22 But Josiah did not turn away from him; instead, in order to fight with him he disguised himself. He did not listen to Neco’s words from the mouth of God, but went to the Valley of Megiddo to fight.
2 Chronicles 35:22
Here’s our lesson: Don’t pick fights that aren’t yours and that God hasn’t called you to. I think this probably applies to online fights too. We aren’t called to be the great correctors online, but we are called to point to a Great Savior!
Next up, Malachi 3 – let’s read it, and I’ll reveal to you one of my top 5 favorite Old Testament passages.
Here is is:
16 At that time those who feared the Lord spoke to one another. The Lord took notice and listened. So a book of remembrance was written before him for those who feared the Lord and had high regard for his name. 17 “They will be mine,” says the Lord of Armies, “my own possession on the day I am preparing. I will have compassion on them as a man has compassion on his son who serves him.
This passage shows that God pays attention to our conversations, and He knows those who’s hearts are His. I believe this passage gives us great encouragement to have Godly friends who talk about Godly things, rather than all our conversations rotate around banal pop-culture things.

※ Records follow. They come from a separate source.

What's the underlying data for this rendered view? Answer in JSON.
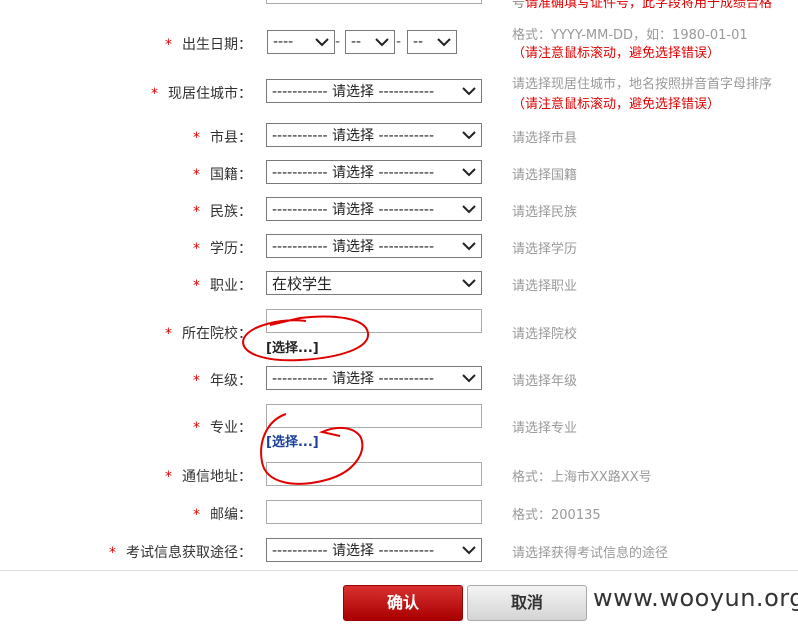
{
  "top_note": {
    "prefix": "号",
    "text": "请准确填写证件号，此字段将用于成绩合格"
  },
  "select_placeholder": "----------- 请选择 -----------",
  "birth": {
    "label": "出生日期：",
    "year": "----",
    "month": "--",
    "day": "--",
    "hint1": "格式：YYYY-MM-DD，如：1980-01-01",
    "hint2": "（请注意鼠标滚动，避免选择错误）"
  },
  "city": {
    "label": "现居住城市：",
    "hint1": "请选择现居住城市，地名按照拼音首字母排序",
    "hint2": "（请注意鼠标滚动，避免选择错误）"
  },
  "county": {
    "label": "市县：",
    "hint": "请选择市县"
  },
  "nationality": {
    "label": "国籍：",
    "hint": "请选择国籍"
  },
  "ethnicity": {
    "label": "民族：",
    "hint": "请选择民族"
  },
  "education": {
    "label": "学历：",
    "hint": "请选择学历"
  },
  "occupation": {
    "label": "职业：",
    "value": "在校学生",
    "hint": "请选择职业"
  },
  "school": {
    "label": "所在院校：",
    "choose": "[选择...]",
    "hint": "请选择院校"
  },
  "grade": {
    "label": "年级：",
    "hint": "请选择年级"
  },
  "major": {
    "label": "专业：",
    "choose": "[选择...]",
    "hint": "请选择专业"
  },
  "address": {
    "label": "通信地址：",
    "hint": "格式：上海市XX路XX号"
  },
  "postcode": {
    "label": "邮编：",
    "hint": "格式：200135"
  },
  "source": {
    "label": "考试信息获取途径：",
    "hint": "请选择获得考试信息的途径"
  },
  "required_mark": "*",
  "buttons": {
    "confirm": "确认",
    "cancel": "取消"
  },
  "watermark": "www.wooyun.org",
  "colors": {
    "required": "#e00000",
    "hint": "#999999",
    "confirm_bg": "#c01818",
    "link_blue": "#1a3f9a",
    "annotation": "#e00000"
  }
}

Next up: Revelation 21, one of the most hopeful passages in the Word of God. Our question for today is: Who is the bride of Jesus? No, I’m not talking about His wife when He was on earth. People for centuries have speculated that Jesus had a relationship of some sort with Mary Magdalene, but there is absolutely no evidence of such a thing in the Bible. Instead, it turns out that the Bride of Christ is something a little different than what we might expect. Let’s read Revelation 21.
Before we get back to the Bride, I do need to point out vs. 4, which is absolutely filled to the brim with HOPE:
4 He will wipe away every tear from their eyes. Death will be no more; grief, crying, and pain will be no more, because the previous things have passed away.
Lord, haste the day! So – who is the bride of Christ? The New Jerusalem:
9 Then one of the seven angels, who had held the seven bowls filled with the seven last plagues, came and spoke with me: “Come, I will show you the bride, the wife of the Lamb.” 10 He then carried me away in the Spirit to a great, high mountain and showed me the holy city, Jerusalem, coming down out of heaven from God, 11 arrayed with God’s glory. Her radiance was like a precious jewel, like a jasper stone, clear as crystal. 12 The city had a massive high wall, with twelve gates. Twelve angels
I am greatly looking forward to the wedding feast of the lamb, and the city without temples, nor lamps. Maranatha!
22 I did not see a temple in it, because the Lord God the Almighty and the Lamb are its temple. 23 The city does not need the sun or the moon to shine on it, because the glory of God illuminates it, and its lamp is the Lamb.